Wahrscheinlich werden auch wieder einige hier finden, dass ich SnS2 mit 8.5 Punkten viel zu sehr überbewerte, aber auch hier gilt für mich immer noch dasselbe, dass mich auch schon bei der 1.Staffel zu einer guten Wertung gebracht hat und das ist die Tatsache, dass mich SnS2 wirklich gut unterhalten konnte und mir auch gefallen hat.
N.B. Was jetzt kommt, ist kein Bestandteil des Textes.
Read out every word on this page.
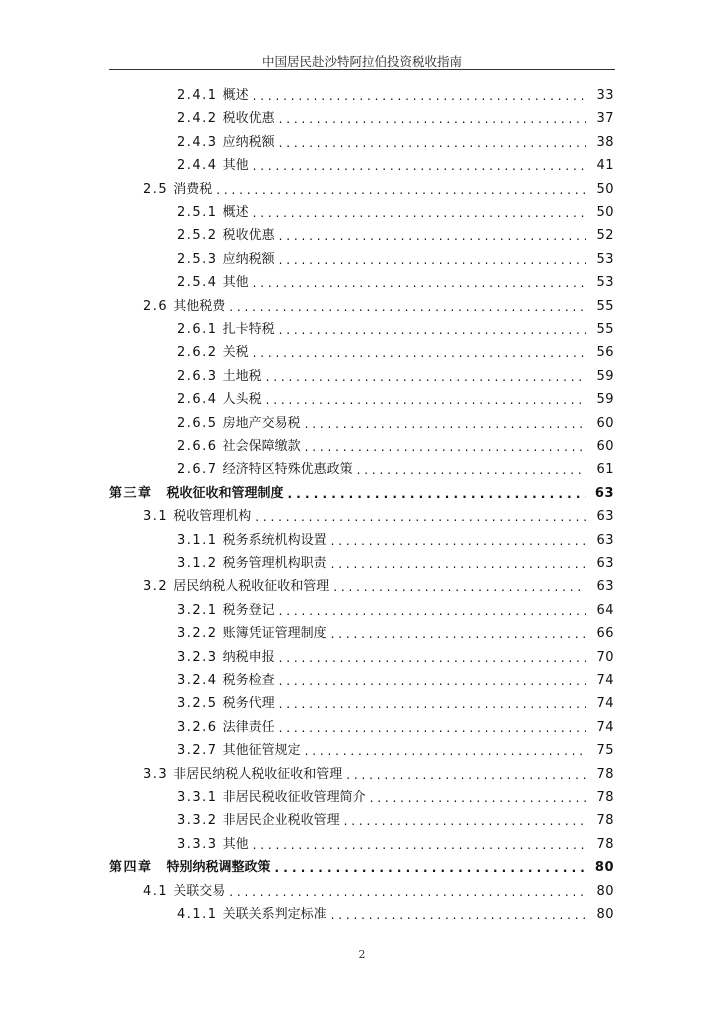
中国居民赴沙特阿拉伯投资税收指南
2.4.1 概述 . . .	33
2.4.2 税收优惠 . . .	37
2.4.3 应纳税额 . . .	38
2.4.4 其他 . . .	41
2.5 消费税 . . .	50
2.5.1 概述 . . .	50
2.5.2 税收优惠 . . .	52
2.5.3 应纳税额 . . .	53
2.5.4 其他 . . .	53
2.6 其他税费 . . .	55
2.6.1 扎卡特税 . . .	55
2.6.2 关税 . . .	56
2.6.3 土地税 . . .	59
2.6.4 人头税 . . .	59
2.6.5 房地产交易税 . . .	60
2.6.6 社会保障缴款 . . .	60
2.6.7 经济特区特殊优惠政策 . . .	61
第三章	税收征收和管理制度 . . .	63
3.1 税收管理机构 . . .	63
3.1.1 税务系统机构设置 . . .	63
3.1.2 税务管理机构职责 . . .	63
3.2 居民纳税人税收征收和管理 . . .	63
3.2.1 税务登记 . . .	64
3.2.2 账簿凭证管理制度 . . .	66
3.2.3 纳税申报 . . .	70
3.2.4 税务检查 . . .	74
3.2.5 税务代理 . . .	74
3.2.6 法律责任 . . .	74
3.2.7 其他征管规定 . . .	75
3.3 非居民纳税人税收征收和管理 . . .	78
3.3.1 非居民税收征收管理简介 . . .	78
3.3.2 非居民企业税收管理 . . .	78
3.3.3 其他 . . .	78
第四章	特别纳税调整政策 . . .	80
4.1 关联交易 . . .	80
4.1.1 关联关系判定标准 . . .	80
2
Die 2.Staffel mag insgesamt zwar nicht an die 1.Staffel rankommen und einige Schwächen, vorallem am Anfang, aufweisen, aber ich finde sie dennoch nicht schlecht... im Gegenteil.
Fazit: Shakugan no Shana 2 mag einen etwas lahmen Start haben und braucht etwas, um in Fahrt zu kommen, aber die Story entwickelt sich im Laufe des Animes in eine wirklich spannende, actionreiche und unterhaltsame Geschichte. Fans der 1.Staffel werden die 2.Staffel im Endeffekt auch wieder sehr mögen. Mir gings zumindest so. ^^ Anschauen lohnt sich!